What a beautiful concept from Kevin Kelly. A consequence of all that Chris Anderson talked about in The Long Tail is that it is easier for creators (photographers, musicians, writers, whatever) to reach directly to their audience, their market, their fans. Cutting out the middle-man, and the middle-man’s filters, has never been easier. What Kelly offers in this insightful post is something of a bridge or staging post between impoverished artist and mega-star. Simplistically put, all an artist needs in order to provide a living is "1,000 true fans". Kelly defines these as follows:
"someone who will purchase anything and everything you produce. They will drive 200 miles to see you sing. They will buy the super deluxe re-issued hi-res box set of your stuff even though they have the low-res version. They have a Google Alert set for your name. They bookmark the eBay page where your out-of-print editions show up. They come to your openings. They have you sign their copies. They buy the t-shirt, and the mug, and the hat.

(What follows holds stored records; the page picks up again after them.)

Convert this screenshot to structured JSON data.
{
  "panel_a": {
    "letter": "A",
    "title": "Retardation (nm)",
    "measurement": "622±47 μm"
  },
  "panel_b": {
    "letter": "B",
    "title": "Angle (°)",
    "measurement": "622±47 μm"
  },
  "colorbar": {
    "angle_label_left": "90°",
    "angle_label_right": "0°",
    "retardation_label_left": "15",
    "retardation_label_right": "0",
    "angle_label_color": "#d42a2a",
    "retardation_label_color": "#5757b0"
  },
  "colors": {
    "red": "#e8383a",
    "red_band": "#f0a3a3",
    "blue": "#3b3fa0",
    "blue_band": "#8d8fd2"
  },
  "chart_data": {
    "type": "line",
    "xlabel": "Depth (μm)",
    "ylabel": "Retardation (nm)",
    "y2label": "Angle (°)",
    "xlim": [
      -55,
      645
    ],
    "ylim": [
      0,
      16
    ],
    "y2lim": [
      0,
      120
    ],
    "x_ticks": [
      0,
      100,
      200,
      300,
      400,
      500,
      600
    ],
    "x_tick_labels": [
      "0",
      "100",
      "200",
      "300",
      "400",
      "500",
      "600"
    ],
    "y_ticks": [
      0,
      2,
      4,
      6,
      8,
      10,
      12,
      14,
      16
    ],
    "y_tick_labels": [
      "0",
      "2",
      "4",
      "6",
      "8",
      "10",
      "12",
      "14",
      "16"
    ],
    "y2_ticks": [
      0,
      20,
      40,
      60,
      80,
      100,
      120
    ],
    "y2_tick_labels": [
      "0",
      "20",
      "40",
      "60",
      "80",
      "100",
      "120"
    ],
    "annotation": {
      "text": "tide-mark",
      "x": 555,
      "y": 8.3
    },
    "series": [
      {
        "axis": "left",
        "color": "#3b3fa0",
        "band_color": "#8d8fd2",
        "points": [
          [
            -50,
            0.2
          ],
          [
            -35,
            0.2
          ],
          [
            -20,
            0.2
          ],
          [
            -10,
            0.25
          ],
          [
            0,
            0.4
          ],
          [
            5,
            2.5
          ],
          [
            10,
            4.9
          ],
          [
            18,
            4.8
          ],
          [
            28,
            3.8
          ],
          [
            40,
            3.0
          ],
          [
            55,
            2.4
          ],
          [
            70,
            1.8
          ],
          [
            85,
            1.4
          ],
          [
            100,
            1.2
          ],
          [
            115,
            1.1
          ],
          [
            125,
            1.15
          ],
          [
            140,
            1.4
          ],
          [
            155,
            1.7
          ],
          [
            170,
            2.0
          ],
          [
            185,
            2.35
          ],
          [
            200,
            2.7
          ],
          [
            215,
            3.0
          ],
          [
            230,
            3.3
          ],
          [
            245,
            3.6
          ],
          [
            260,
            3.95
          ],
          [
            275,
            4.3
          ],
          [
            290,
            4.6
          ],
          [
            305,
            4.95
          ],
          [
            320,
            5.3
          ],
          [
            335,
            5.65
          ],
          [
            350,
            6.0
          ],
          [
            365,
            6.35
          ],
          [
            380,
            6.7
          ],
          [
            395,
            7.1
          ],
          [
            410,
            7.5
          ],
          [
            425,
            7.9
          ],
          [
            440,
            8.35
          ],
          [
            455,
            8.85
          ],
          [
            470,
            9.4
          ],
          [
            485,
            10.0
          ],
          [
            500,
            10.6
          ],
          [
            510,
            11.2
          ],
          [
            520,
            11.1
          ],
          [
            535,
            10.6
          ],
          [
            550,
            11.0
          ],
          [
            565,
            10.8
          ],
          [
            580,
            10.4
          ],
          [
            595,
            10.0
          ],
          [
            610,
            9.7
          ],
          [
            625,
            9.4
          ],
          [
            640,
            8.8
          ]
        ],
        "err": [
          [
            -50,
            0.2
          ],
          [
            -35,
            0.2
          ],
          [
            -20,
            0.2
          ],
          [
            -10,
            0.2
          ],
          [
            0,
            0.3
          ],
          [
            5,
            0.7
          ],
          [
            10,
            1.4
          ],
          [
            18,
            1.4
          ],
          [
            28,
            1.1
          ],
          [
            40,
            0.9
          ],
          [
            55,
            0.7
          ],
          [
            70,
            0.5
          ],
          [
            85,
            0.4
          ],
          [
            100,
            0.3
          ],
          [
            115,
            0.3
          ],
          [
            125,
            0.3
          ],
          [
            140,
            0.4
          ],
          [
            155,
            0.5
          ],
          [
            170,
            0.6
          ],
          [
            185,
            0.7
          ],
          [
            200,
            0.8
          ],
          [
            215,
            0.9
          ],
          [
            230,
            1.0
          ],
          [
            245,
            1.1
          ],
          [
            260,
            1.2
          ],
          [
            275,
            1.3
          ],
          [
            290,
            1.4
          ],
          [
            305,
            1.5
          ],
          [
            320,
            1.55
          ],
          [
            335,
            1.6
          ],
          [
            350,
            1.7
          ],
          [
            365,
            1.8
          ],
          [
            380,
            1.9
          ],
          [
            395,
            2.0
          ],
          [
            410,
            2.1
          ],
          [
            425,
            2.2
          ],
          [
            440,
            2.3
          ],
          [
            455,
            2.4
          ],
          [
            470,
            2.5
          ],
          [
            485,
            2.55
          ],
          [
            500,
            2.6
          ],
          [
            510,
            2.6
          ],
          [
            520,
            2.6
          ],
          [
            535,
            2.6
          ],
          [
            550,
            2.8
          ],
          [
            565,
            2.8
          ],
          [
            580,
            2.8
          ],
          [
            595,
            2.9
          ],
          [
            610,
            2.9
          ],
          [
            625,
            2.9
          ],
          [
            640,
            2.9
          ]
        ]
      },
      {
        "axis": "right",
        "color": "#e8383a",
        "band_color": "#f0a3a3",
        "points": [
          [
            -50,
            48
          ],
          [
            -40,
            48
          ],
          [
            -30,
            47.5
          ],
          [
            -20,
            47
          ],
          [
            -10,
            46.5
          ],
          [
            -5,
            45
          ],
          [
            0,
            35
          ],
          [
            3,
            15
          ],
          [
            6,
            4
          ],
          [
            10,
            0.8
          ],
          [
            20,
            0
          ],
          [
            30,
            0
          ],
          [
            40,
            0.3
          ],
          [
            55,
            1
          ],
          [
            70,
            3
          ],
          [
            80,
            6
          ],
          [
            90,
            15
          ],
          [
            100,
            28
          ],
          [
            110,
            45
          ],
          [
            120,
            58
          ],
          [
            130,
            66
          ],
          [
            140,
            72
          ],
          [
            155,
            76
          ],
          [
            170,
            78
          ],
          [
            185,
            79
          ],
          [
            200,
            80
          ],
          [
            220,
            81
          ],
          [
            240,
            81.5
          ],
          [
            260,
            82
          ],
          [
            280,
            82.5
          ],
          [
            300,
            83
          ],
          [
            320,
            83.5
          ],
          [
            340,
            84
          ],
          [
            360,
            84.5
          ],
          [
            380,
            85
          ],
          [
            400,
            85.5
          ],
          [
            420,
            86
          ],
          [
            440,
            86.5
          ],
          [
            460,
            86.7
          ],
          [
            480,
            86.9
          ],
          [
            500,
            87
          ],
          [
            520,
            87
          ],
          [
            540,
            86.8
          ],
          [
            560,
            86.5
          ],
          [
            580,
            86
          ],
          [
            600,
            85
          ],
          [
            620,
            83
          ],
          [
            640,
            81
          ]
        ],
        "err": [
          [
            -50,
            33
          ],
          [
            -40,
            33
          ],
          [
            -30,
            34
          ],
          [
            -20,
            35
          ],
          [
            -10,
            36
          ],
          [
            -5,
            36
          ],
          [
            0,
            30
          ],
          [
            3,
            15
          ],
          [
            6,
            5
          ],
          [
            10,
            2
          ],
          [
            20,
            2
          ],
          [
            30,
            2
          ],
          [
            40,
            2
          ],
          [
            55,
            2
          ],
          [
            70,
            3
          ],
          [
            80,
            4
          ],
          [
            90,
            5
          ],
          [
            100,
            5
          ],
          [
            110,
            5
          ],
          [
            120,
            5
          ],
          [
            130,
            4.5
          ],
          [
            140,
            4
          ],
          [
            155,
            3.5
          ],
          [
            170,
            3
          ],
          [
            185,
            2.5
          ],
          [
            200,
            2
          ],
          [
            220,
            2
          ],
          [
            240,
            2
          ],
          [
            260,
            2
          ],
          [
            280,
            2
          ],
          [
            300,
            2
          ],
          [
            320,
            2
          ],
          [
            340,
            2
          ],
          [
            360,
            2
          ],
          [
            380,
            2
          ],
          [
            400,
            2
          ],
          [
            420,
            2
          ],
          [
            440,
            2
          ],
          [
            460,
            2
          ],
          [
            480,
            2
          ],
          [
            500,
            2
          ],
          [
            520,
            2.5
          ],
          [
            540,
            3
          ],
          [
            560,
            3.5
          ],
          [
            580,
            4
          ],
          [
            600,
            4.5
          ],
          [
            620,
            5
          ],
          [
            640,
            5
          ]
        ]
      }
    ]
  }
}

They can’t wait till you issue your next work. They are true fans."
Crucially, Kelly suggests that the true fan will spend one day’s wage per year on your product, nominally pitched at $100. Thus, 1,000 x $100 = $100,000 = a reasonable living. Of course, the real figures will vary by geography, by muse and by the size of the artistic unit: a six-piece rock band will require a higher income (= a bigger number of true fans) than, say, a poet. However, it’s a great concept. Simple, elegant and worth pondering.